Checkpoint name	Eval OS	Eval scales	Left-right Flip	mIOU	Pixel-wise Accuracy	File Size
mobilenetv2_ade20k_train	16	[1.0]	No	32.04% (val)	75.41% (val)	24.8MB
xception65_ade20k_train	8	[0.5:0.25:1.75]	Yes	45.65% (val)	82.52% (val)	439MB

2.4. Checkpoints pretrained on ImageNet

模型 checkpoint 文件：model.ckpt.data-00000-of-00001, model.ckpt.index.

Model name	File Size
xception_41_imagenet	288MB
xception_65_imagenet	447MB
xception_65_imagenet_coco	292MB
xception_71_imagenet	474MB
resnet_v1_50_beta_imagenet	274MB
resnet_v1_101_beta_imagenet	477MB

3. Demo.py

#!--*-- coding:utf-8 --*--

# Deeplab Demo 

import os
import tarfile

from matplotlib import gridspec
import matplotlib.pyplot as plt
import numpy as np
from PIL import Image
import tempfile
from six.moves import urllib

import tensorflow as tf


class DeepLabModel(object):
    """
    加载 DeepLab 模型；
    推断 Inference.
    """
    INPUT_TENSOR_NAME = 'ImageTensor:0'
    OUTPUT_TENSOR_NAME = 'SemanticPredictions:0'
    INPUT_SIZE = 513
    FROZEN_GRAPH_NAME = 'frozen_inference_graph'

    def __init__(self, tarball_path):
        """
        Creates and loads pretrained deeplab model.
        """
        self.graph = tf.Graph()

        graph_def = None
        # Extract frozen graph from tar archive.
        tar_file = tarfile.open(tarball_path)
        for tar_info in tar_file.getmembers():
            if self.FROZEN_GRAPH_NAME in os.path.basename(tar_info.name):
                file_handle = tar_file.extractfile(tar_info)
                graph_def = tf.GraphDef.FromString(file_handle.read())
                break

        tar_file.close()

        if graph_def is None:
            raise RuntimeError('Cannot find inference graph in tar archive.')

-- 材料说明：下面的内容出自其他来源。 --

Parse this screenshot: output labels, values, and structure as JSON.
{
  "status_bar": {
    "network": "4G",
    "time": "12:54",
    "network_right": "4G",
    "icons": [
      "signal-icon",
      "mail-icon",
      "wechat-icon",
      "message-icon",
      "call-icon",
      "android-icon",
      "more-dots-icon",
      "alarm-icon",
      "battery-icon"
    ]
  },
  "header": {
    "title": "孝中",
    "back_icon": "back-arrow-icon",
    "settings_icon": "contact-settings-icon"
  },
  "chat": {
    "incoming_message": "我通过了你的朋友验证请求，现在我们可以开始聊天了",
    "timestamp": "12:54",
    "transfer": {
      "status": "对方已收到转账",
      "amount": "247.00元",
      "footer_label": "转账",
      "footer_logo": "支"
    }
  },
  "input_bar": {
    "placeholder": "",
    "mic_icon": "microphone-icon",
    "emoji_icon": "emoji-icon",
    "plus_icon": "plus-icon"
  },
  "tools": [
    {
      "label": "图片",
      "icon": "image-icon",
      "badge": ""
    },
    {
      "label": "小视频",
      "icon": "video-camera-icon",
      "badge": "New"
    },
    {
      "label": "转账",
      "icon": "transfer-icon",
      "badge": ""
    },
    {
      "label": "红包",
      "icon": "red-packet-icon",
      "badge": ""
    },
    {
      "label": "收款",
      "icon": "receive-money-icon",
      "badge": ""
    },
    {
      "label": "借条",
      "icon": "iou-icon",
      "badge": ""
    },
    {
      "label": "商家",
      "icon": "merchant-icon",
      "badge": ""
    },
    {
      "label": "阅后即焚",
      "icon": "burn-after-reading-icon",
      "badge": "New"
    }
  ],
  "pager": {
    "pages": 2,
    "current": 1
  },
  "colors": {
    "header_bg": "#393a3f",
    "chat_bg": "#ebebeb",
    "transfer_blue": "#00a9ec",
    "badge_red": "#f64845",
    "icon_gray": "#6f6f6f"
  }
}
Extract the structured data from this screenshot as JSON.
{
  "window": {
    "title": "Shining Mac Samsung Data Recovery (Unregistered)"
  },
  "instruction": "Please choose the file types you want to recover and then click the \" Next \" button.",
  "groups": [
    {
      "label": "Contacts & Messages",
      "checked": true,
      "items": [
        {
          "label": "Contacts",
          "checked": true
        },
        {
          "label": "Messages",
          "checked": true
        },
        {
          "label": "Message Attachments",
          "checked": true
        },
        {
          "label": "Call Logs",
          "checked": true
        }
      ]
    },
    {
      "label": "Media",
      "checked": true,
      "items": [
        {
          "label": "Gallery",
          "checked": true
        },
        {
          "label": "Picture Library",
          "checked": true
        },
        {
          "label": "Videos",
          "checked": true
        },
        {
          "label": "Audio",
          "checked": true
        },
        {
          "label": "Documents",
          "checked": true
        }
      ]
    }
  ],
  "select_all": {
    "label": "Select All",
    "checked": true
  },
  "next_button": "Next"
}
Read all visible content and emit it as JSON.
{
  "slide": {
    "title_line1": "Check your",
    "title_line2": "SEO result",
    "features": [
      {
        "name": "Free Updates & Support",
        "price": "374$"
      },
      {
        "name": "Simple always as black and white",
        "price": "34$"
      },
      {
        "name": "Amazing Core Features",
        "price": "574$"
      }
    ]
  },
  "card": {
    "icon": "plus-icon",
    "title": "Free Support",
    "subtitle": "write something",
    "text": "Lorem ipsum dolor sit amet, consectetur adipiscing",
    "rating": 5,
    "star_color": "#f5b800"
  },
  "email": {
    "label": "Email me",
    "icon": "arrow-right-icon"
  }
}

        with self.graph.as_default():
            tf.import_graph_def(graph_def, name='')

        self.sess = tf.Session(graph=self.graph)


    def run(self, image):
        """
        Runs inference on a single image.

        Args:
        image: A PIL.Image object, raw input image.

        Returns:
        resized_image: RGB image resized from original input image.
        seg_map: Segmentation map of `resized_image`.
        """
        width, height = image.size
        resize_ratio = 1.0 * self.INPUT_SIZE / max(width, height)
        target_size = (int(resize_ratio * width), int(resize_ratio * height))
        resized_image = image.convert('RGB').resize(target_size, Image.ANTIALIAS)
        batch_seg_map = self.sess.run(self.OUTPUT_TENSOR_NAME,
                                      feed_dict={self.INPUT_TENSOR_NAME: [np.asarray(resized_image)]})
        seg_map = batch_seg_map[0]
        return resized_image, seg_map


def create_pascal_label_colormap():
    """
    Creates a label colormap used in PASCAL VOC segmentation benchmark.

    Returns:
        A Colormap for visualizing segmentation results.
    """
    colormap = np.zeros((256, 3), dtype=int)
    ind = np.arange(256, dtype=int)

    for shift in reversed(range(8)):
        for channel in range(3):
            colormap[:, channel] |= ((ind >> channel) & 1) << shift
        ind >>= 3

    return colormap


def label_to_color_image(label):
    """
    Adds color defined by the dataset colormap to the label.

    Args:
        label: A 2D array with integer type, storing the segmentation label.

    Returns:
        result: A 2D array with floating type. The element of the array
        is the color indexed by the corresponding element in the input label
        to the PASCAL color map.

    Raises:
        ValueError: If label is not of rank 2 or its value is larger than color
        map maximum entry.
    """
    if label.ndim != 2:
        raise ValueError('Expect 2-D input label')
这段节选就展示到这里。